Neon Light Installations by Peter Kennedy
1970-2002
This colourful work is considered to be one of the earliest examples of installation art in Australia and is shown outside the country for the first time. Using a rainbow array of neon light tubes, artist Peter Kennedy plays with how colour can define and transform a space.
Sunflower Seeds by Ai Weiwei
2010
Repetition was a key feature of Minimalist works and thousands of porcelain beads, shaped and sized to look like sunflower seeds, make up this installation by influential Chinese artist Ai Weiwei. Though the seeds look similar, each is unique and handcrafted by artisans in Jingdezhen, China. Through this installation, Ai challenges the popular idea that "Made in China" is synonymous with cheap mass production.
Mega Death by Tatsuo Miyajima
1999/2016
This installation by the Japanese artist evokes the Buddhist cycle of life, death and rebirth. The LED panels display numbers in a repeated cycle, each time counting down from nine to one. The title refers to the vast number of lives lost in the 20th century during various conflicts.

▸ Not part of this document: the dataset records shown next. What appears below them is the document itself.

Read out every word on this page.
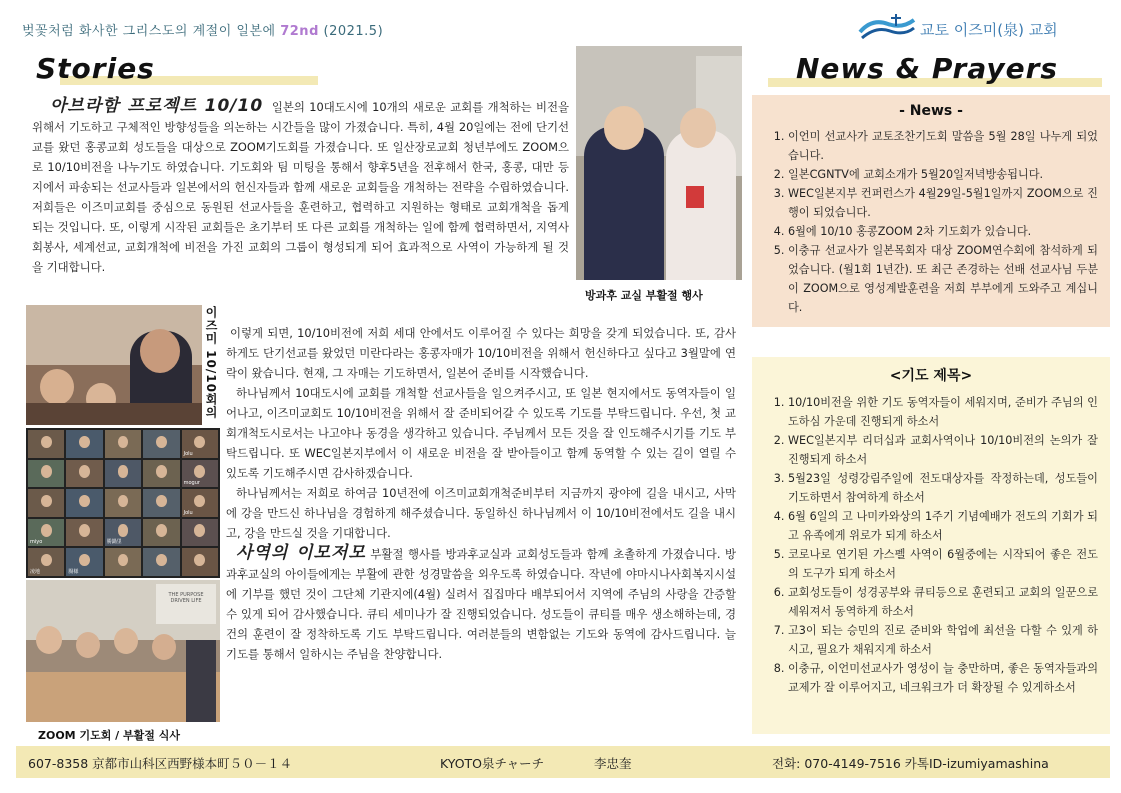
벚꽃처럼 화사한 그리스도의 계절이 일본에 72nd (2021.5)	교토 이즈미(泉) 교회
Stories
아브라함 프로젝트 10/10 일본의 10대도시에 10개의 새로운 교회를 개척하는 비전을 위해서 기도하고 구체적인 방향성들을 의논하는 시간들을 많이 가졌습니다. 특히, 4월 20일에는 전에 단기선교를 왔던 홍콩교회 성도들을 대상으로 ZOOM기도회를 가졌습니다. 또 일산장로교회 청년부에도 ZOOM으로 10/10비전을 나누기도 하였습니다. 기도회와 팀 미팅을 통해서 향후5년을 전후해서 한국, 홍콩, 대만 등지에서 파송되는 선교사들과 일본에서의 헌신자들과 함께 새로운 교회들을 개척하는 전략을 수립하였습니다. 저희들은 이즈미교회를 중심으로 동원된 선교사들을 훈련하고, 협력하고 지원하는 형태로 교회개척을 돕게 되는 것입니다. 또, 이렇게 시작된 교회들은 초기부터 또 다른 교회를 개척하는 일에 함께 협력하면서, 지역사회봉사, 세계선교, 교회개척에 비전을 가진 교회의 그룹이 형성되게 되어 효과적으로 사역이 가능하게 될 것을 기대합니다.
방과후 교실 부활절 행사
이즈미 10/10회의
Jolu
mogur
Jolu
miyo	勝鍋里
凌地	腸様
THE PURPOSE DRIVEN LIFE
ZOOM 기도회 / 부활절 식사
이렇게 되면, 10/10비전에 저희 세대 안에서도 이루어질 수 있다는 희망을 갖게 되었습니다. 또, 감사하게도 단기선교를 왔었던 미란다라는 홍콩자매가 10/10비전을 위해서 헌신하다고 싶다고 3월말에 연락이 왔습니다. 현재, 그 자매는 기도하면서, 일본어 준비를 시작했습니다.
하나님께서 10대도시에 교회를 개척할 선교사들을 일으켜주시고, 또 일본 현지에서도 동역자들이 일어나고, 이즈미교회도 10/10비전을 위해서 잘 준비되어갈 수 있도록 기도를 부탁드립니다. 우선, 첫 교회개척도시로서는 나고야나 동경을 생각하고 있습니다. 주님께서 모든 것을 잘 인도해주시기를 기도 부탁드립니다. 또 WEC일본지부에서 이 새로운 비전을 잘 받아들이고 함께 동역할 수 있는 길이 열릴 수 있도록 기도해주시면 감사하겠습니다.
하나님께서는 저희로 하여금 10년전에 이즈미교회개척준비부터 지금까지 광야에 길을 내시고, 사막에 강을 만드신 하나님을 경험하게 해주셨습니다. 동일하신 하나님께서 이 10/10비전에서도 길을 내시고, 강을 만드실 것을 기대합니다.
사역의 이모저모 부활절 행사를 방과후교실과 교회성도들과 함께 초촐하게 가졌습니다. 방과후교실의 아이들에게는 부활에 관한 성경말씀을 외우도록 하였습니다. 작년에 야마시나사회복지시설에 기부를 했던 것이 그단체 기관지에(4월) 실려서 집집마다 배부되어서 지역에 주님의 사랑을 간증할 수 있게 되어 감사했습니다. 큐티 세미나가 잘 진행되었습니다. 성도들이 큐티를 매우 생소해하는데, 경건의 훈련이 잘 정착하도록 기도 부탁드립니다. 여러분들의 변함없는 기도와 동역에 감사드립니다. 늘 기도를 통해서 일하시는 주님을 찬양합니다.
News & Prayers
- News -
1. 이언미 선교사가 교토조찬기도회 말씀을 5월 28일 나누게 되었습니다.
2. 일본CGNTV에 교회소개가 5월20일저녁방송됩니다.
3. WEC일본지부 컨퍼런스가 4월29일-5월1일까지 ZOOM으로 진행이 되었습니다.
4. 6월에 10/10 홍콩ZOOM 2차 기도회가 있습니다.
5. 이충규 선교사가 일본목회자 대상 ZOOM연수회에 참석하게 되었습니다. (월1회 1년간). 또 최근 존경하는 선배 선교사님 두분이 ZOOM으로 영성계발훈련을 저희 부부에게 도와주고 계십니다.
<기도 제목>
1. 10/10비전을 위한 기도 동역자들이 세워지며, 준비가 주님의 인도하심 가운데 진행되게 하소서
2. WEC일본지부 리더십과 교회사역이나 10/10비전의 논의가 잘 진행되게 하소서
3. 5월23일 성령강림주일에 전도대상자를 작정하는데, 성도들이 기도하면서 참여하게 하소서
4. 6월 6일의 고 나미카와상의 1주기 기념예배가 전도의 기회가 되고 유족에게 위로가 되게 하소서
5. 코로나로 연기된 가스펠 사역이 6월중에는 시작되어 좋은 전도의 도구가 되게 하소서
6. 교회성도들이 성경공부와 큐티등으로 훈련되고 교회의 일꾼으로 세워져서 동역하게 하소서
7. 고3이 되는 승민의 진로 준비와 학업에 최선을 다할 수 있게 하시고, 필요가 채워지게 하소서
8. 이충규, 이언미선교사가 영성이 늘 충만하며, 좋은 동역자들과의 교제가 잘 이루어지고, 네크워크가 더 확장될 수 있게하소서
607-8358 京都市山科区西野様本町５０－１４	KYOTO泉チャーチ	李忠奎	전화: 070-4149-7516 카톡ID-izumiyamashina
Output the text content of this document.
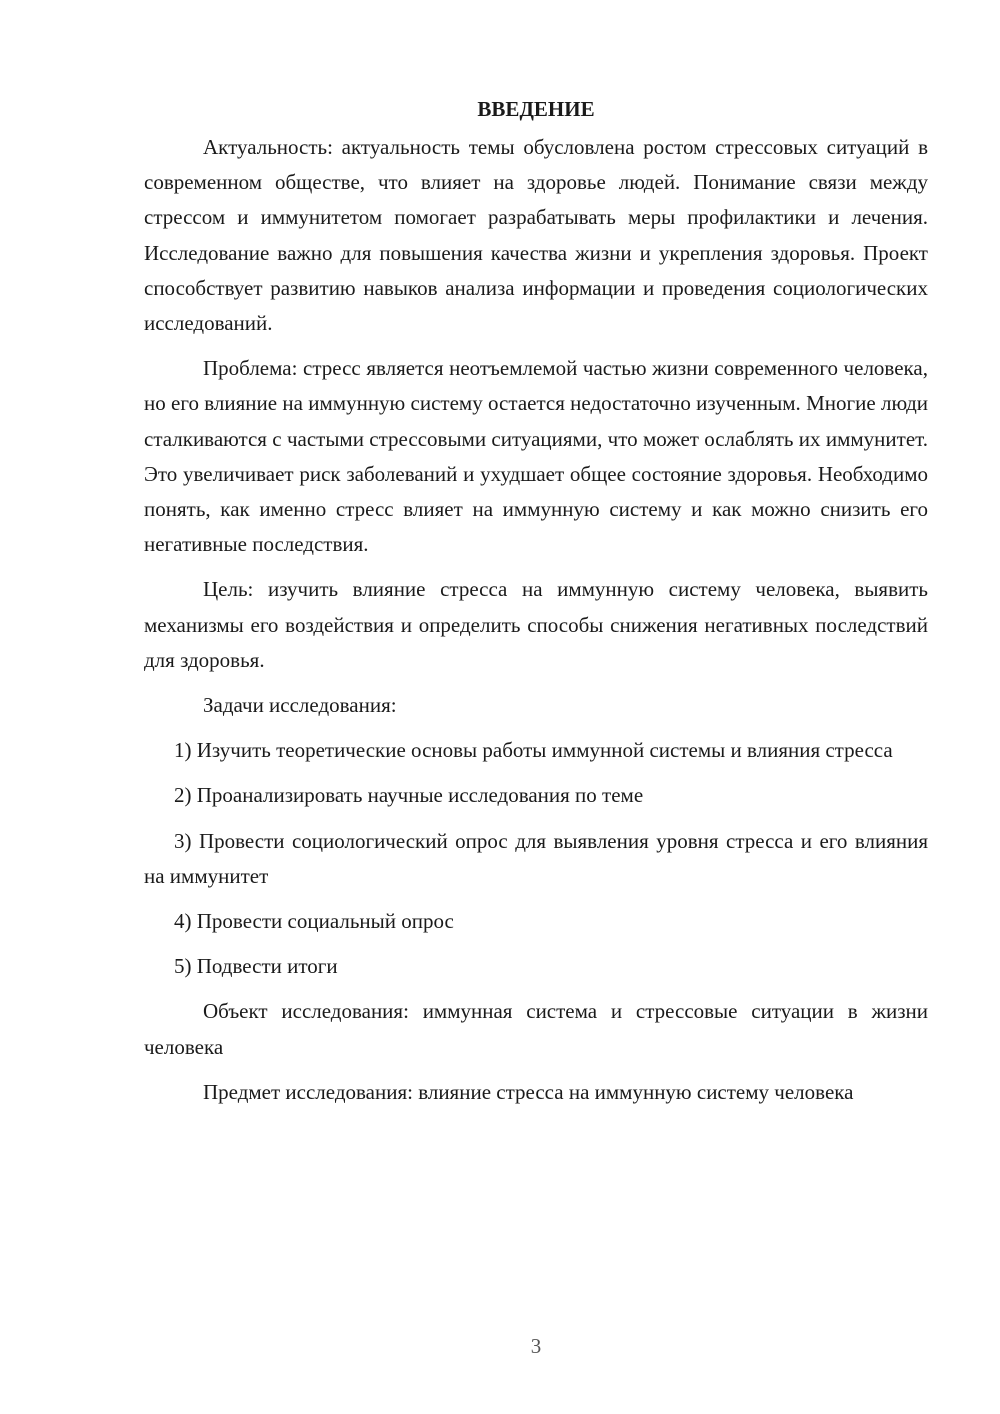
ВВЕДЕНИЕ

Актуальность: актуальность темы обусловлена ростом стрессовых ситуаций в современном обществе, что влияет на здоровье людей. Понимание связи между стрессом и иммунитетом помогает разрабатывать меры профилактики и лечения. Исследование важно для повышения качества жизни и укрепления здоровья. Проект способствует развитию навыков анализа информации и проведения социологических исследований.

Проблема: стресс является неотъемлемой частью жизни современного человека, но его влияние на иммунную систему остается недостаточно изученным. Многие люди сталкиваются с частыми стрессовыми ситуациями, что может ослаблять их иммунитет. Это увеличивает риск заболеваний и ухудшает общее состояние здоровья. Необходимо понять, как именно стресс влияет на иммунную систему и как можно снизить его негативные последствия.

Цель: изучить влияние стресса на иммунную систему человека, выявить механизмы его воздействия и определить способы снижения негативных последствий для здоровья.

Задачи исследования:

1) Изучить теоретические основы работы иммунной системы и влияния стресса

2) Проанализировать научные исследования по теме

3) Провести социологический опрос для выявления уровня стресса и его влияния на иммунитет

4) Провести социальный опрос

5) Подвести итоги

Объект исследования: иммунная система и стрессовые ситуации в жизни человека

Предмет исследования: влияние стресса на иммунную систему человека

3
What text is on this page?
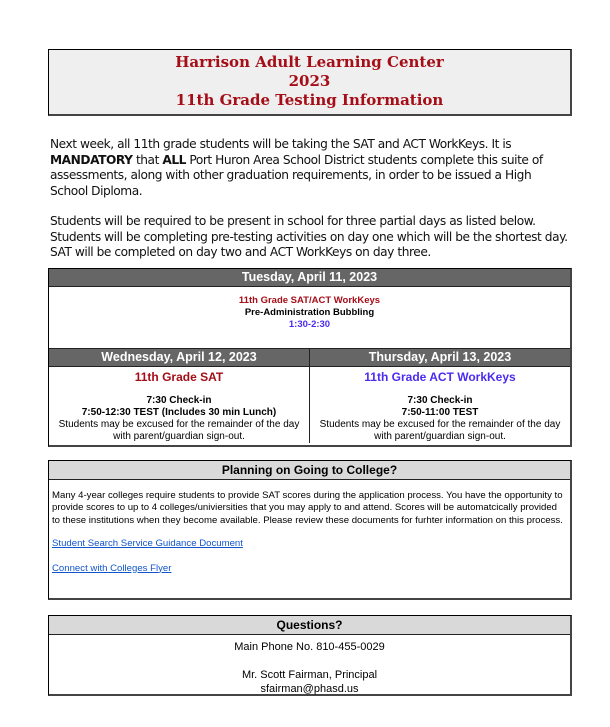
Harrison Adult Learning Center
2023
11th Grade Testing Information

Next week, all 11th grade students will be taking the SAT and ACT WorkKeys. It is MANDATORY that ALL Port Huron Area School District students complete this suite of assessments, along with other graduation requirements, in order to be issued a High School Diploma.

Students will be required to be present in school for three partial days as listed below. Students will be completing pre-testing activities on day one which will be the shortest day. SAT will be completed on day two and ACT WorkKeys on day three.

Tuesday, April 11, 2023
11th Grade SAT/ACT WorkKeys
Pre-Administration Bubbling
1:30-2:30
Wednesday, April 12, 2023
11th Grade SAT
7:30 Check-in
7:50-12:30 TEST (Includes 30 min Lunch)
Students may be excused for the remainder of the day with parent/guardian sign-out.
Thursday, April 13, 2023
11th Grade ACT WorkKeys
7:30 Check-in
7:50-11:00 TEST
Students may be excused for the remainder of the day with parent/guardian sign-out.
Planning on Going to College?

Many 4-year colleges require students to provide SAT scores during the application process. You have the opportunity to provide scores to up to 4 colleges/univiersities that you may apply to and attend. Scores will be automatcically provided to these institutions when they become available. Please review these documents for furhter information on this process.

Student Search Service Guidance Document
Connect with Colleges Flyer
Questions?
Main Phone No. 810-455-0029
Mr. Scott Fairman, Principal
sfairman@phasd.us
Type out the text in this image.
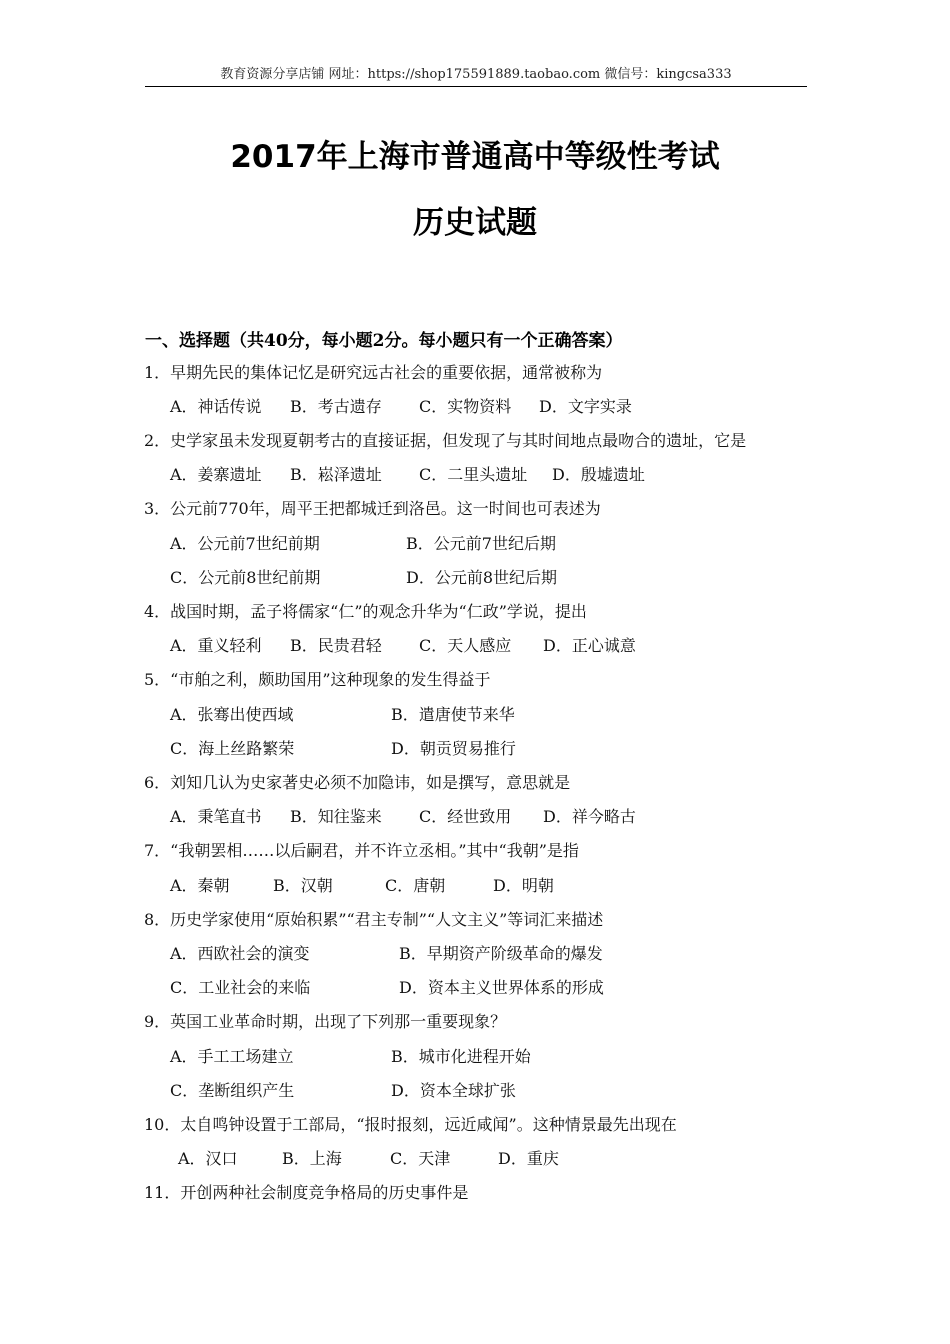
教育资源分享店铺 网址：https://shop175591889.taobao.com 微信号：kingcsa333
2017年上海市普通高中等级性考试
历史试题
一、选择题（共40分，每小题2分。每小题只有一个正确答案）
1．早期先民的集体记忆是研究远古社会的重要依据，通常被称为
A．神话传说 B．考古遗存 C．实物资料 D．文字实录
2．史学家虽未发现夏朝考古的直接证据，但发现了与其时间地点最吻合的遗址，它是
A．姜寨遗址 B．崧泽遗址 C．二里头遗址 D．殷墟遗址
3．公元前770年，周平王把都城迁到洛邑。这一时间也可表述为
A．公元前7世纪前期	B．公元前7世纪后期
C．公元前8世纪前期	D．公元前8世纪后期
4．战国时期，孟子将儒家“仁”的观念升华为“仁政”学说，提出
A．重义轻利 B．民贵君轻 C．天人感应 D．正心诚意
5．“市舶之利，颇助国用”这种现象的发生得益于
A．张骞出使西域	B．遣唐使节来华
C．海上丝路繁荣	D．朝贡贸易推行
6．刘知几认为史家著史必须不加隐讳，如是撰写，意思就是
A．秉笔直书 B．知往鉴来 C．经世致用 D．祥今略古
7．“我朝罢相……以后嗣君，并不许立丞相。”其中“我朝”是指
A．秦朝	B．汉朝	C．唐朝	D．明朝
8．历史学家使用“原始积累”“君主专制”“人文主义”等词汇来描述
A．西欧社会的演变	B．早期资产阶级革命的爆发
C．工业社会的来临	D．资本主义世界体系的形成
9．英国工业革命时期，出现了下列那一重要现象？
A．手工工场建立	B．城市化进程开始
C．垄断组织产生	D．资本全球扩张
10．太自鸣钟设置于工部局，“报时报刻，远近咸闻”。这种情景最先出现在
A．汉口	B．上海	C．天津	D．重庆
11．开创两种社会制度竞争格局的历史事件是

HIGHLIGHTS AT ARTSCIENCE MUSEUM

Untitled (Six Boxes) by Donald Judd
1974
American artist Donald Judd was a key figure of the Minimalist movement from the 1960s, using geometric forms and industrial materials to create his sculptures. This installation features six brass boxes placed on the floor, with a set distance between each box. Viewers are encouraged to walk around the work and consider how it modifies the space in which it is displayed.
Seu corpo da obra (Your Body Of Work) by Olafur Eliasson
2011

Seu corpo da obra (Your Body Of Work) by Olafur Eliasson.

Danish-Icelandic artist Olafur Eliasson creates an immersive, multi-coloured maze of translucent plastic sheets, with spotlights providing illumination. As viewers walk through the installation, they experience a variety of colours at different points, depending on the overlay of coloured sheets.
Haumea by Tawatchai Puntusawasdi
2016
Thai artist Tawatchai Puntusawasdi draws from Minimalist ideas about geometry, industrial materials and repetition in this sculpture made of aluminium plates riveted together. Roughly 2m-long, Haumea is named after a dwarf planet in our solar system. It spins so rapidly that it has an elliptical shape, rather than spherical.